Like any good reporter, Hoedel was skeptical about Madl’s claims to the record. “We knew Ottawa had four newspapers in 1905 and I found it unbelievable that none of those papers would have written about [the opening]. So, I figured they were wrong … but Peach kept sticking to that 1905 date. I ended up writing my story as a profile of Peach and her quest instead.”
The story ran, and within a year, Madl was inspired to give Guinness another shot. She reached out to Hoedel, by then no longer associated with the Star, offering to hire her to help on the new campaign. “I tried to talk her out of hiring me. I told her I didn’t think she had it and didn’t want to disappoint them,” says Hoedel, laughing. Madl proved to be too persuasive to turn down, however; Hoedel joined the team and instructed Madl as to what they would need in order to build a foolproof case for Guinness. “We had to go back and document every single year starting from 2018 and go as far back as we could get,” says Hoedel. “There couldn’t be any gaps.”
Madl began her journey to document the Plaza’s history on newspapers.com, a digital database that, while helpful, was not exhaustive.

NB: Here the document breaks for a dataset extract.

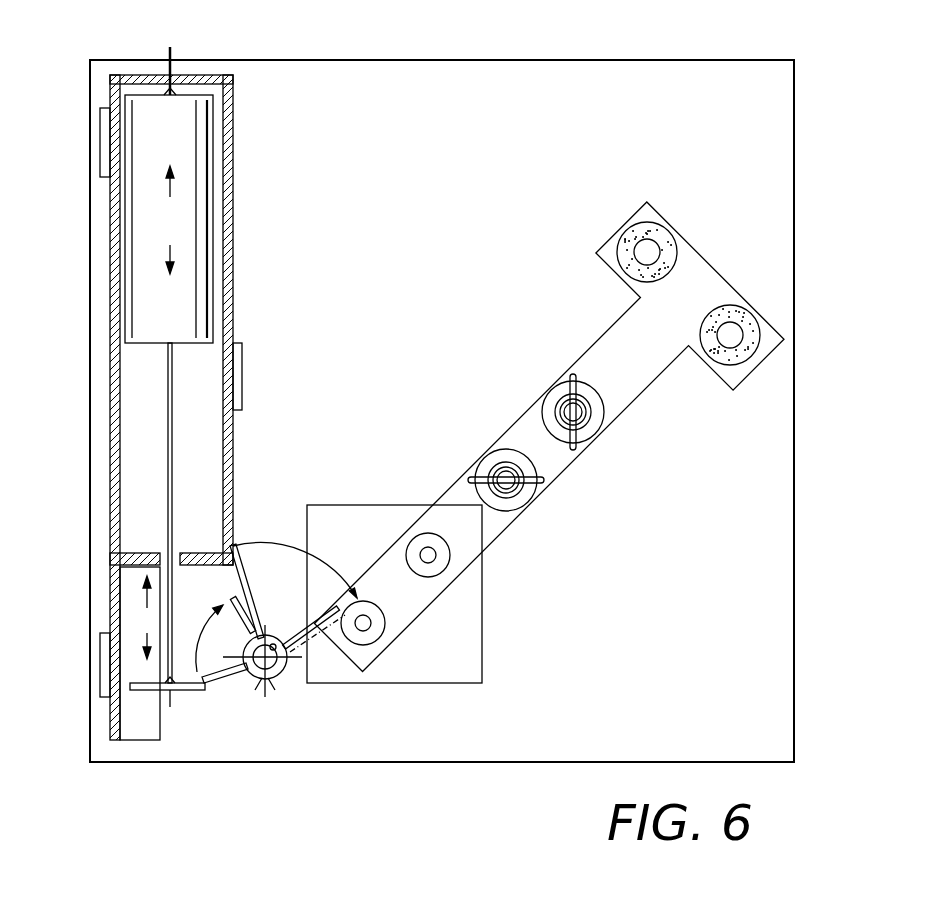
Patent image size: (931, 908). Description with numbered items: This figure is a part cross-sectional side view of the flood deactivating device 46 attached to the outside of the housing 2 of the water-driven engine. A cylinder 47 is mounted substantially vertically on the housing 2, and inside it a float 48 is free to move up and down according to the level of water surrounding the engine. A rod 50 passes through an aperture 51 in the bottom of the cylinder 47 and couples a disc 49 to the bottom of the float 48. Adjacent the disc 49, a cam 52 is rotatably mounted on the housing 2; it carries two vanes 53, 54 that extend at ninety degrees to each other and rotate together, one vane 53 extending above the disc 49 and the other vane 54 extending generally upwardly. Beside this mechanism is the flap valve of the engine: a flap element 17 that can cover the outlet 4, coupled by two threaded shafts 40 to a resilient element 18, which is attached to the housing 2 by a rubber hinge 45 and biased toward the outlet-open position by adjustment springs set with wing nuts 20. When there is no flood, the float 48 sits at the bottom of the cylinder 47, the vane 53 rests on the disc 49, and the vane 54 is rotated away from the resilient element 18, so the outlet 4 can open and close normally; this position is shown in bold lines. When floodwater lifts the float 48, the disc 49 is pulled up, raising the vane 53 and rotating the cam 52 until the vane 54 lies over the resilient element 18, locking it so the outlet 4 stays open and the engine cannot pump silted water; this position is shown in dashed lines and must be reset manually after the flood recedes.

Hoedel encouraged Madl to continue the search at libraries and historical societies, where she scoured microfiche archives of local newspapers that were never digitized. That was when the eureka moment happened—coming, fittingly, from a surprising source.
“It was called The Ottawa Guardian, a prohibitionist newspaper that was only around for a year or two,” recalls Madl. “They just thought [moving pictures] were great family fun, something that didn’t involve alcohol, so they talked a lot about it. We got our very first solid evidence of being a commercial cinema from this prohibitionist newspaper.”
“She sent me photos of the microfiche ads with the dates on top of the newspaper pages and I got chills. I couldn’t believe it. We had evidence of the opening day—she was right,” says Hoedel. The former reporter would go on to upload the Plaza’s new application to Guinness, spending hours making sure the 100-plus newspaper ads and announcements were properly submitted.
At the eleventh hour, however, Peach asked Hoedel to hold off on the submission. She believed there was still more to the story. “Right before I was ready to hit submit, Peach wants to go back to the 1905 date,” says Hoedel. “I said, ‘Peach, you don’t have it. The guy, Fred Beeler, isn’t even among the names of people who have owned the theater; it’s the Wagners who are on the lease.’ So she goes back to the library and I’ll be damned if she doesn’t send me a photocopy of an article saying that Fred Beeler is showing movies in his men’s club at the Pickrell building in 1905. She was right about that, too—even if that doesn’t directly impact her record since he wasn’t showing them commercially. So not only was she right all along, so was the amateur historian! That book did us a huge favor: it’s what made Peach think she could have the record. We did not find those ads from 1906 and 1907 until we started to try to prove 1905. This history could have remained a secret if not for that reference in 1961.”
Peach Madl hopes the Guinness World Record will help bring new visitors to Ottawa. The real reward, however, is knowing the town can still catch a movie at the same place it’s relied on for generations. “I’m an entrepreneur and I like to start businesses,” she says. “The main objective for my husband and I is to fill a need in a community. Whenever we see a need—and it looks like a fun opportunity—that’s when we take the first step.”